Reed Jordan
Reed Jordan is a 2018 Masters in City Planning candidate at the Massachusetts Institute of Technology. At MIT he focuses on affordable housing policy and finance, economic development, and the spatial elements of racial inequality. Prior to attending MIT, Reed was a Research Associate at the Urban Institute, first in the Metropolitan Housing and Communities Center, and later in the Research to Action Lab. He managed the Housing Assistance Matters Initiative, a multi-year program of cross-center research and analysis on the importance of housing assistance, overseeing the budget, research products planning and development, staffing, and deliverable. He also provided technical assistance to 12 local communities implementing Promise Neighborhood initiatives and evaluated HUD's Choice Neighborhoods program in 5 cities.
Nicholas Kelly
Nicholas Kelly is a PhD student in Urban Studies and Planning at MIT. His research focuses on affordable housing and public policy, with a particular focus on segregation, fair housing, regulation, and political theory. Nicholas has worked at New York City's Department of Housing Preservation and Development, at the New York City Economic Development Corporation, as well as for Senators Charles Schumer and Elizabeth Warren. Prior to MIT, Nicholas studied at Princeton’s Woodrow Wilson School, where he received a Master in Public Affairs. He earned his B.A. at Columbia University and hails from Brookline, MA.
Justin Steil
Justin Steil is an Assistant Professor of Law and Urban Planning at the Massachusetts Institute of Technology. Broadly interested in spatial dimensions of inequality, his research examines the intersection of urban policy with property, land use, and civil rights law. Recent publications include “The Social Structure of Mortgage Discrimination,” Housing Studies (2018); “The Significance of Segregation in the 21st Century,” City & Community (2016); and “The New Immigration Contestation: Social Movements and Local Immigration Policymaking in the United States” American Journal of Sociology (2014). He is a co-editor of Searching for the Just City: Debates in Urban Theory and Practice (Routledge, 2009). Justin received a B.A. African-American Studies from Harvard University, an M.Sc. in City Design from the London School of Economics, and a Ph.D. in Urban Planning and a J.D. from Columbia University.
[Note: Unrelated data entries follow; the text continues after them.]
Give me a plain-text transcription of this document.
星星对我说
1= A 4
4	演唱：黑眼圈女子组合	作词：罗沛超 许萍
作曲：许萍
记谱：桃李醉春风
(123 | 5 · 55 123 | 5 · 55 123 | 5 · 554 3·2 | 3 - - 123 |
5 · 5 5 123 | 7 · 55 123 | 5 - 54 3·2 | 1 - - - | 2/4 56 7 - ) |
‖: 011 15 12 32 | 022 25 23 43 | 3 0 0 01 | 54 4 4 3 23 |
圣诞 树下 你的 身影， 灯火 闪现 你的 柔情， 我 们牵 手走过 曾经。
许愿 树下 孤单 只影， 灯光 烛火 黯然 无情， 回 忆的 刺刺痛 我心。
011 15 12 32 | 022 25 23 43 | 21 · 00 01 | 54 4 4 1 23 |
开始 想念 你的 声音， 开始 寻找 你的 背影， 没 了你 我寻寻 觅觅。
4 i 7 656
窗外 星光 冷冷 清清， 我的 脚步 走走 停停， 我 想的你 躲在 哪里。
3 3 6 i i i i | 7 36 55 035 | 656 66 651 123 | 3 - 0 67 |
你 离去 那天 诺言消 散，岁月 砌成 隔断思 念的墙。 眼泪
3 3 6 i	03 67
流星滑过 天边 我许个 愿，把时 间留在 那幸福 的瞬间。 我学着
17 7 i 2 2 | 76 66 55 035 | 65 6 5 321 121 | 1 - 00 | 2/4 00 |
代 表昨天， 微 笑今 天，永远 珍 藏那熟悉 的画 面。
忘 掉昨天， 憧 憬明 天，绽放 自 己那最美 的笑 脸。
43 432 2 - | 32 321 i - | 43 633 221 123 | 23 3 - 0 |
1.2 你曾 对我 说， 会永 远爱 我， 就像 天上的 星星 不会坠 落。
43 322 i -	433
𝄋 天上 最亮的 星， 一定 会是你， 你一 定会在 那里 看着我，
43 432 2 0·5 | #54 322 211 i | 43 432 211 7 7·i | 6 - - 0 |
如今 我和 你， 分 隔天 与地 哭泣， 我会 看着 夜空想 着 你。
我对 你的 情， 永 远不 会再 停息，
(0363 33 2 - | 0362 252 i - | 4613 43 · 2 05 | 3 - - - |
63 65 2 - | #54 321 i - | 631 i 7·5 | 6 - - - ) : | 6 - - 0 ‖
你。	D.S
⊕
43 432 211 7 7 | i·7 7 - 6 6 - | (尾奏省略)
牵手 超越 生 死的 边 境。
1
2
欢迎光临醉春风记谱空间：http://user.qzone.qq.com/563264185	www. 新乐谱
He previously worked as advocacy director for a non-profit fighting predatory lending, planner for an environmental justice organization, program manager for a project bringing youth and prisoners into critical dialogues about justice, and trainer with a domestic violence crisis center instructing Ciudad Juárez police in the support of survivors of sexual assault.
Maia Woluchem
Maia Woluchem is a Masters in City Planning candidate at MIT, working on issues of housing, socioeconomic and racial equity, and the use of local data in city policymaking. Before entering her graduate program, Maia was a Research Associate at the Urban Institute, working in both the Housing Finance Policy Center and the Metropolitan Housing and Communities Center. While there, she helped develop Turning the Corner, a multi-site project aiming to measure neighborhood change in recovering housing markets, managed researchers in support of the evaluation of DC Promise Neighborhood Initiative, and authored issue briefs, online tools, and data products to examine racial equity, housing affordability, and other neighborhood-level indicators in Washington, DC.